Election 2016: Infrastructure

Election 2016: Infrastructure

The infrastructure policy landscape is a complex web of competing interests at the local, state and federal level. Here’s a primer on some important aspects of the infrastructure debate.

  • Infrastructure policy is important – it lays down the foundation of our economy and society. It’s the roads we drive on, the trains we ride on and the utilities (energy, telecommunications, water) that we rely on.
  • The federal government has an extremely important role to play when it comes to funding infrastructure – although infrastructure projects fall along state lines (with few exceptions) as noted by the Productivity Commission Inquiry the vertical fiscal imbalance arising from the collection of income and consumption taxes by the commonwealth government means that ‘the Australian Government has a vital role in funding infrastructure spending by State, Territory and Local Governments’.
  • The idea of an infrastructure deficit is complex.
    • The ALP claims that the ‘economic cost of underinvestment’ will reach ‘$53 billion a year by 2031’. This statistic is drawn from the Australian Infrastructure Audit that suggests that the ‘the cost of delays on roads in the six largest capital cities… [will] grow to around $53.3 billion 2031.’
    • However, as pointed out by this AFR article if we had no congestion we’d conclude that we’d spent too much on ‘on deserted roads, idle ports and empty trains’, and our infrastructure will always face challenges from a growing population.
  • Arguments about an infrastructure aside, all parties are agreed on the import of the of infrastructure expenditure – in principle.
    • The ALP notes “infrastructure is critical our future prosperity”,
    • The Coalition, unsurprisingly, views investment as the key to “support economic growth”,
    • And the Greens state “public infrastructure is vital to the future of the Australian economy”.
  • However, the key challenge associated with infrastructure policy to date is investment in the right kind of infrastructure. Of the key reports into the state of Australia’s public infrastructure over the last 2 years; The Productivity Commission Inquiry into Public Infrastructure (2014), and Infrastructure Australia’s Australian Infrastructure Audit (2015) a number of observations about key issues within our current policies are clear:
    • Selecting the right projects remains the most critical aspect of sound policy,
    • Ensuring high net benefit projects are selected relies critically on the quality of cost-benefit analysis conducted in the project development stage,
    • Existing funding models require ongoing reform, through private sector involvement, or user pays pricing arrangements,
    • Alternative funding and financing models should be considered in the context of the project in question.
    • Fundamentally, ensuring the transparency and robustness of the decision making process behind our infrastructure expenditure remains a key challenge for all levels of government.
  • These issues were reiterated at this year’s National Infrastructure Summit. Although Chairman of Infrastructure Australia, Mark Birrell commended ongoing improvement in transparency and discipline in the submission of business cases for major projects, he implored that we “still need to establish a more rigorous evidence base for infrastructure investment decisions”.
  • Infrastructure Australia has an important role to play in the ongoing debate around infrastructure policy, as the key advisor to all levels of government on infrastructure policy and planning. Possessing responsibility for evaluating major infrastructure projects against a ‘national significance test’, IA develops a project priority list to inform public expenditure.
  • So for all we know about infrastructure, how do the policies of the major parties stack up?

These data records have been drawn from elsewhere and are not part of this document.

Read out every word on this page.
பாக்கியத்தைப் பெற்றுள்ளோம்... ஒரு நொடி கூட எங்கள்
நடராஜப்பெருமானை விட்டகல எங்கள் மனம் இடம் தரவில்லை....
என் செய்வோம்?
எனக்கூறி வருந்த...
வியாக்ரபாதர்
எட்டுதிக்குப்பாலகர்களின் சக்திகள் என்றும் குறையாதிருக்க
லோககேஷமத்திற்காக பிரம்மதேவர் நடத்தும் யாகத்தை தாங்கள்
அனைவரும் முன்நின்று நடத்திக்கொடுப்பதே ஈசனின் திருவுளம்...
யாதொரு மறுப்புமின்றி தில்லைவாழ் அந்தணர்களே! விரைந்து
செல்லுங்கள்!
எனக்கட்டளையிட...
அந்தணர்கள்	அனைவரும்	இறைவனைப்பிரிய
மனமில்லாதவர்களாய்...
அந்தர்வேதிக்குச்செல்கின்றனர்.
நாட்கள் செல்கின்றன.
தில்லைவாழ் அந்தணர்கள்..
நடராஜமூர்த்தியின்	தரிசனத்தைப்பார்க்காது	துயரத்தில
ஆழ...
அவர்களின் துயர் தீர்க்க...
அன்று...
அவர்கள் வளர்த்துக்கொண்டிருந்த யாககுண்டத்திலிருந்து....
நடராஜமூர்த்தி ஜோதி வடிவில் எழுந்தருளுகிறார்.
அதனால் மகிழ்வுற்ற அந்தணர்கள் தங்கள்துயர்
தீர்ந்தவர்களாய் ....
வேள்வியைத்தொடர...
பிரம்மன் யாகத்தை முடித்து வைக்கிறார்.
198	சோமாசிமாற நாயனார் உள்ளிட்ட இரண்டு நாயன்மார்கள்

Unfortunately, it’s hard to say.

  • Because IA’s evaluations are only conducted on projects costed at over $100 million a significant number of projects pursued by the parties do not fall under its purview, and are often subject to no evaluation at all.
  • Furthermore, there is evidence of parties committing to projects expensive projects that are not on the Infrastructure Priority list in the first place.
  • All parties have introduced discussion about alternative financing models – from greater private sector involvement, debt financing or the Australian Investment Bank. While this demonstrates a clear emphasis in identifying alternative, sustainable funding arrangements assessing these models without a clear understanding of the projects they will be applied to is limited. After all the risk profile, community willingness to pay, and public and private sector funding requirements will vary significantly depending on the nature of the project in question.

Therefore, as much as the parties claim to understand the pressing challenges associated with our public infrastructure, we have yet to see a party commit to the kind of rigorous governance model that would ensure the integrity of the decision making process in selecting the right projects.

  • Needless to say the infrastructure planning process is inherently political. Major commitments to projects with high visibility will always score big points to parties regardless of the cost benefit analysis that has gone behind them. For example over the past decade, more money has been promised in Queensland than in any other state.

 

So when it’s all done and dusted what are we left with – perhaps just a slightly better understanding that we don’t know what we don’t know? In any case (whomever is elected) the strength of Australia’s infrastructure policy in both the short term and long term will depend on choosing the right projects, and that means having the right information, evaluated by the right people, and ensuring we can depend on the right government to make it happen.